Yazıda önce soruların özet cevapları verilecektir. Ayrıntılı açıklamalar için yazının sonuna bakınız.

1.Soru: Diyelim ki www.abc.net adında bir web adresimiz var. Bu adresin alan adı, A firmasından alınmış ve B firmasında host ediliyor. A veya B firmalarının sistemlerindeki açıklardan dolayı, sistem ele geçiriliyor (hack ediliyor).
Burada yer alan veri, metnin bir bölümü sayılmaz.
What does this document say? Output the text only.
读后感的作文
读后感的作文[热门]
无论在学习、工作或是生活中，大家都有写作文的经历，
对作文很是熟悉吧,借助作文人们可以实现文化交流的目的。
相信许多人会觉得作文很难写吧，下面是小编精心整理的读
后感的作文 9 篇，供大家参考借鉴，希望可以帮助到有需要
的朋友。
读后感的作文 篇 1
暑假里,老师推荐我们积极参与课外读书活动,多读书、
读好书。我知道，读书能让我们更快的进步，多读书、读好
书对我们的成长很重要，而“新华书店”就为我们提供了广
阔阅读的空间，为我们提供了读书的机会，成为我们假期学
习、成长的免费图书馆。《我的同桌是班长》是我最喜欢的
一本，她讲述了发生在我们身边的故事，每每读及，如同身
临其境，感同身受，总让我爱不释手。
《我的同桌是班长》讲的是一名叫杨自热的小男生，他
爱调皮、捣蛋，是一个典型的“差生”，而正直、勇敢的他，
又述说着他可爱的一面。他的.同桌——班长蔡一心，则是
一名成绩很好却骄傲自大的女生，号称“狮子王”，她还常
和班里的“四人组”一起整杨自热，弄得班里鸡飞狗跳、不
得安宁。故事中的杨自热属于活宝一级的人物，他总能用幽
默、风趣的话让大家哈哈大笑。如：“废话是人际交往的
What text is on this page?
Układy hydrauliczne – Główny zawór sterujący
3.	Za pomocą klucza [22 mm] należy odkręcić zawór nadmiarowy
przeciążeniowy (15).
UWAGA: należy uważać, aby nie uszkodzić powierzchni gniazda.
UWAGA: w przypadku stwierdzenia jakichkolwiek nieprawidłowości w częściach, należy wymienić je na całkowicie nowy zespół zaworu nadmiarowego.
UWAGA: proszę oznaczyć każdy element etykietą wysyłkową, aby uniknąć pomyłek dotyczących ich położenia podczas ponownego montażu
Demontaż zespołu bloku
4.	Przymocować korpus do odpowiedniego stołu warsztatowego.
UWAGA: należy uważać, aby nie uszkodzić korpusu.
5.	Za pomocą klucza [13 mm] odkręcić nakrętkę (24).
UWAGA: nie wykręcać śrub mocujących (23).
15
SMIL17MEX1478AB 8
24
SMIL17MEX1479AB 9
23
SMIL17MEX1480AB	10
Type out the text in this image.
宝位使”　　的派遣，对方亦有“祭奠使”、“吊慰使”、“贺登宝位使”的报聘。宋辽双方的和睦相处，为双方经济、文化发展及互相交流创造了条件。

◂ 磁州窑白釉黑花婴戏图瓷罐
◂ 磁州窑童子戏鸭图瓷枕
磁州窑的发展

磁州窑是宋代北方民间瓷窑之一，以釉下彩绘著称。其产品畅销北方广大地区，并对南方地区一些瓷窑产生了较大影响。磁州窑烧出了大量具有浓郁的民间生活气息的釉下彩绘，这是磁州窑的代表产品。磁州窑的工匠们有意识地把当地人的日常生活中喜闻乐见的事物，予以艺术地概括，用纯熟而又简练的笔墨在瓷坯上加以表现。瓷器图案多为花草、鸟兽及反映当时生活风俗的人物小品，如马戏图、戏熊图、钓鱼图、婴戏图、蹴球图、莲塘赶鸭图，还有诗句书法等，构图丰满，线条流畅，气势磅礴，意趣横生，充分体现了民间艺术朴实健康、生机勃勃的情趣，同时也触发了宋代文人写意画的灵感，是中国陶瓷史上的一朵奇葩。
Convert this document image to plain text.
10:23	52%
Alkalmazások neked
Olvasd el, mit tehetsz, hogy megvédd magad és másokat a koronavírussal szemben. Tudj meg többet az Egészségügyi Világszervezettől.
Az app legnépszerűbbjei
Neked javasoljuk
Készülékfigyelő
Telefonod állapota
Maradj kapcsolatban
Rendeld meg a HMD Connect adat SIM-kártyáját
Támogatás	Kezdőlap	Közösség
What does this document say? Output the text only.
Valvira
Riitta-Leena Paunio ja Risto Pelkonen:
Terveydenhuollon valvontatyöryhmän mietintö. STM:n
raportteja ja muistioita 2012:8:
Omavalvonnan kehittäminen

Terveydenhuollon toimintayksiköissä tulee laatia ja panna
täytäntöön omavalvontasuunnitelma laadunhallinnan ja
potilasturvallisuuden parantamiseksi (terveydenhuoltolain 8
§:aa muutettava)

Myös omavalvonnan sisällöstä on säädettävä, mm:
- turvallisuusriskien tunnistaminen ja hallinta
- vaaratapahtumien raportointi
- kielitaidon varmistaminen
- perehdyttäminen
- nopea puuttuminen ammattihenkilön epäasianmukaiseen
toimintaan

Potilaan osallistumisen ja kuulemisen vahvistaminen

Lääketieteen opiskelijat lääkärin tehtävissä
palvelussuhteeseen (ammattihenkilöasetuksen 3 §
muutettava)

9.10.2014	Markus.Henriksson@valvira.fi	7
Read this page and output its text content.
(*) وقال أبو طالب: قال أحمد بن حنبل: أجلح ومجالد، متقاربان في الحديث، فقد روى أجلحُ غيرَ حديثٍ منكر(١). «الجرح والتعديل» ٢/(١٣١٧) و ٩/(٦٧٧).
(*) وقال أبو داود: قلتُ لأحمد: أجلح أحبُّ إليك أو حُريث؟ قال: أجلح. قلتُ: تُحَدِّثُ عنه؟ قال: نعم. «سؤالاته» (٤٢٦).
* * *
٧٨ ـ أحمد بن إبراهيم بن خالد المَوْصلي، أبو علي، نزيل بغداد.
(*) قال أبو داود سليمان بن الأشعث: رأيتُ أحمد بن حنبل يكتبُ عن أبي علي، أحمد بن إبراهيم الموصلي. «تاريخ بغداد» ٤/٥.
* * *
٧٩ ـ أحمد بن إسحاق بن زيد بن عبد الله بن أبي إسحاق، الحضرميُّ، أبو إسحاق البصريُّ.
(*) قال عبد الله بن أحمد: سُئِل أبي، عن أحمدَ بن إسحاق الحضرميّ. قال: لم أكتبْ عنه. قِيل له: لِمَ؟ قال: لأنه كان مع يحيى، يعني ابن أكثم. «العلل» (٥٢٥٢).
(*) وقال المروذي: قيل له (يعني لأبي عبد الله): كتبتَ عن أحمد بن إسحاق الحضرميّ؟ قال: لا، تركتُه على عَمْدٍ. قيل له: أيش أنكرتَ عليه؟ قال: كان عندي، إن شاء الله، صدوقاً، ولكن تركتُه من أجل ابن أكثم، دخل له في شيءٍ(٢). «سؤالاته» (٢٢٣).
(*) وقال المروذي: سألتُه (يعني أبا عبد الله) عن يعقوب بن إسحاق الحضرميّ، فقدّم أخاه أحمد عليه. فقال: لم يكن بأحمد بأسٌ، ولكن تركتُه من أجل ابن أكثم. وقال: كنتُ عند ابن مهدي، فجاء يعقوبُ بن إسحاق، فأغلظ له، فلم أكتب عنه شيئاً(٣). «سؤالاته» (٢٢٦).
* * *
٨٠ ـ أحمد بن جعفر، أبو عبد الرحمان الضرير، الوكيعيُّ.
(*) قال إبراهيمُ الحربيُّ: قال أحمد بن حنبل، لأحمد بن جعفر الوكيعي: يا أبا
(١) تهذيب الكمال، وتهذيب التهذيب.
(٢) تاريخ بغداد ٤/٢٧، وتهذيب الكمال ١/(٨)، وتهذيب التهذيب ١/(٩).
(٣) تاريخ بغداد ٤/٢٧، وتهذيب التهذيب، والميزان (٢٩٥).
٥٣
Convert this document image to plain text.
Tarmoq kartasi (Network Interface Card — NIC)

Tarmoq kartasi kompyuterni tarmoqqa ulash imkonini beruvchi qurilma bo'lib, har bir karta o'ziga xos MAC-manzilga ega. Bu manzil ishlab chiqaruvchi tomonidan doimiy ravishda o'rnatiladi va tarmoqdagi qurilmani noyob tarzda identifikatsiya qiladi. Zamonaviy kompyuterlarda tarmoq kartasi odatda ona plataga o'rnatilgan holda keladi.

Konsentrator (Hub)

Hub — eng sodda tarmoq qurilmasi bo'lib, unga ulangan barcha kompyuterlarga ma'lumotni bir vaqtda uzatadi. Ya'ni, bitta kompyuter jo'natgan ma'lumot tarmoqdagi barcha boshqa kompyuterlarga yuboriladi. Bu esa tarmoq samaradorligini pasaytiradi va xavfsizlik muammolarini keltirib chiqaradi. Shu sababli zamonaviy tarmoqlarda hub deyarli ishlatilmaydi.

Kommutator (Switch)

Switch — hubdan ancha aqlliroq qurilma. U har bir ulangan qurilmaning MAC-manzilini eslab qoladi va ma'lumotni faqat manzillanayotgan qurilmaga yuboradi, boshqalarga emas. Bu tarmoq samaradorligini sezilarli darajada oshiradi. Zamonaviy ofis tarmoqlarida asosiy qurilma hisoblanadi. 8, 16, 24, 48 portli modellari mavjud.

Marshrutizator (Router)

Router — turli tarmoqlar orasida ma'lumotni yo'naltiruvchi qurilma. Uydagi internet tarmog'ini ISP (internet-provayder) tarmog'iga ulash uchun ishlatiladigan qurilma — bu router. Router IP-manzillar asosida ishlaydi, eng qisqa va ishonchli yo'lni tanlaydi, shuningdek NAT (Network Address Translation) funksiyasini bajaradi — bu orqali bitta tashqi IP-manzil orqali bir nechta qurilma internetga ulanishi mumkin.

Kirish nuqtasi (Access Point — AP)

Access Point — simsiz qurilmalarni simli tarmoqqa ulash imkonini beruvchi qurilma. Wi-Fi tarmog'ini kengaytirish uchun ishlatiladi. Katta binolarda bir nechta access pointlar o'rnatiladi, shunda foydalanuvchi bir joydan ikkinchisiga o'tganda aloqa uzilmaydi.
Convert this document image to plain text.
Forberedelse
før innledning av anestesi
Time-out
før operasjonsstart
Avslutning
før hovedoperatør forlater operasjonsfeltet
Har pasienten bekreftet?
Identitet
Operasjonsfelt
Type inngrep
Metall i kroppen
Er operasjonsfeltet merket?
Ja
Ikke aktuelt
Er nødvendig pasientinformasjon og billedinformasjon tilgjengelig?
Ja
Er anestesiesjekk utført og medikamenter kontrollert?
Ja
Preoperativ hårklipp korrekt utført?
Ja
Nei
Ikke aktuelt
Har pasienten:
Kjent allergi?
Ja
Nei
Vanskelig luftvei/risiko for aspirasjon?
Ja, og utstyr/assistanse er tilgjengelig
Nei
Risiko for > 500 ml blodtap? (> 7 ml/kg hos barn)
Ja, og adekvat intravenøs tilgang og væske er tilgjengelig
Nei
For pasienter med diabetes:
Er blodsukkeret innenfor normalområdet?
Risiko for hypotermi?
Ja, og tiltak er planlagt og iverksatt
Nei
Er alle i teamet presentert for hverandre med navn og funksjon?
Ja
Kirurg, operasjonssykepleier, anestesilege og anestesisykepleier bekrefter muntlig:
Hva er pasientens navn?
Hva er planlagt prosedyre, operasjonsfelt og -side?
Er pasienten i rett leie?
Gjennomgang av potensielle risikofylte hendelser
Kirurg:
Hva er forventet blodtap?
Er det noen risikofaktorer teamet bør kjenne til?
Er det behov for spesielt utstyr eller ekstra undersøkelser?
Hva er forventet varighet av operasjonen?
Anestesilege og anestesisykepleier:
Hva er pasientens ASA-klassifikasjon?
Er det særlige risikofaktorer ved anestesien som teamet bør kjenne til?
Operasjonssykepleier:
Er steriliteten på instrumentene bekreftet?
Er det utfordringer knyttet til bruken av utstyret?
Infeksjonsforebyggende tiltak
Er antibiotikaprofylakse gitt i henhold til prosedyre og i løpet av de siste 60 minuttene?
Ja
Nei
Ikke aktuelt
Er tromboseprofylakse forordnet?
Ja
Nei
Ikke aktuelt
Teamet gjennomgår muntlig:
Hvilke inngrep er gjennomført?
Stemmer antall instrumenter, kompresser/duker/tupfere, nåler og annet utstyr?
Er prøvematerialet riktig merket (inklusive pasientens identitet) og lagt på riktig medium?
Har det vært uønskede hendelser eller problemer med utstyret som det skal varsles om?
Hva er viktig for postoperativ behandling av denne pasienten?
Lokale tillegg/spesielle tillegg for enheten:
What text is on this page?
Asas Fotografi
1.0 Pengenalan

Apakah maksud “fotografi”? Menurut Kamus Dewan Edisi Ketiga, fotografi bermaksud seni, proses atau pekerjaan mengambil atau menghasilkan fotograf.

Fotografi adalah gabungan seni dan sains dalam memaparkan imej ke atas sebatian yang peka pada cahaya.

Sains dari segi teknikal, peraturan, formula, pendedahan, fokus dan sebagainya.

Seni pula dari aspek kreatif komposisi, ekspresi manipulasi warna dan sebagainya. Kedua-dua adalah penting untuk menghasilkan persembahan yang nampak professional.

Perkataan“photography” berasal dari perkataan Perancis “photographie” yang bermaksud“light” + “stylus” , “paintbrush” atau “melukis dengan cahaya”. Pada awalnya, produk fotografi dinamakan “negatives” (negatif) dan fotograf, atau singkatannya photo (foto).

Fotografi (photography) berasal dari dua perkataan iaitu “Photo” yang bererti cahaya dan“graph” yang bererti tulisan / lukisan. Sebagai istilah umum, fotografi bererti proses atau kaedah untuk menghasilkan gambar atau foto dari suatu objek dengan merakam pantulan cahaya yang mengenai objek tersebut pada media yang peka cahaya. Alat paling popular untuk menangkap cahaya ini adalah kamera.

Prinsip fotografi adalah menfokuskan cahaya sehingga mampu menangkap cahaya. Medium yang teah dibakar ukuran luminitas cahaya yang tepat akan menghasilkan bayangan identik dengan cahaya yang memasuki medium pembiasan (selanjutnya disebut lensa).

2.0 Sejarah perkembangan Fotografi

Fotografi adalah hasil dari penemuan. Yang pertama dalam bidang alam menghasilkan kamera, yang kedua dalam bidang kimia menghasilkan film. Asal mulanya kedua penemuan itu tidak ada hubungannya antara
Bu firmalar, yaşanılan ekonomik ve itibar kaybından dolayı hukuken nasıl sorumludur ve hakkımızı nasıl arayabiliriz?

-Özetle ifade etmek gerekir ki: böyle bir durumda tazminat alabilmeniz mümkün olabilir.


2.Soru: Sistemimizi hack eden kişileri yakalamak için A ve B firmalarının log dosyalarını talep edebilir miyiz? eğer bu firmalarda bu dosyalar ve kayıtlar mevcut değilse, firmaların suçu ve hukuki cezası var mıdır?

- Özet olarak söylenebilir ki: bu türden logları tutmak yasal zorunluluktur ve bu sorumluluğun ihlali de idari para cezası gerektirir.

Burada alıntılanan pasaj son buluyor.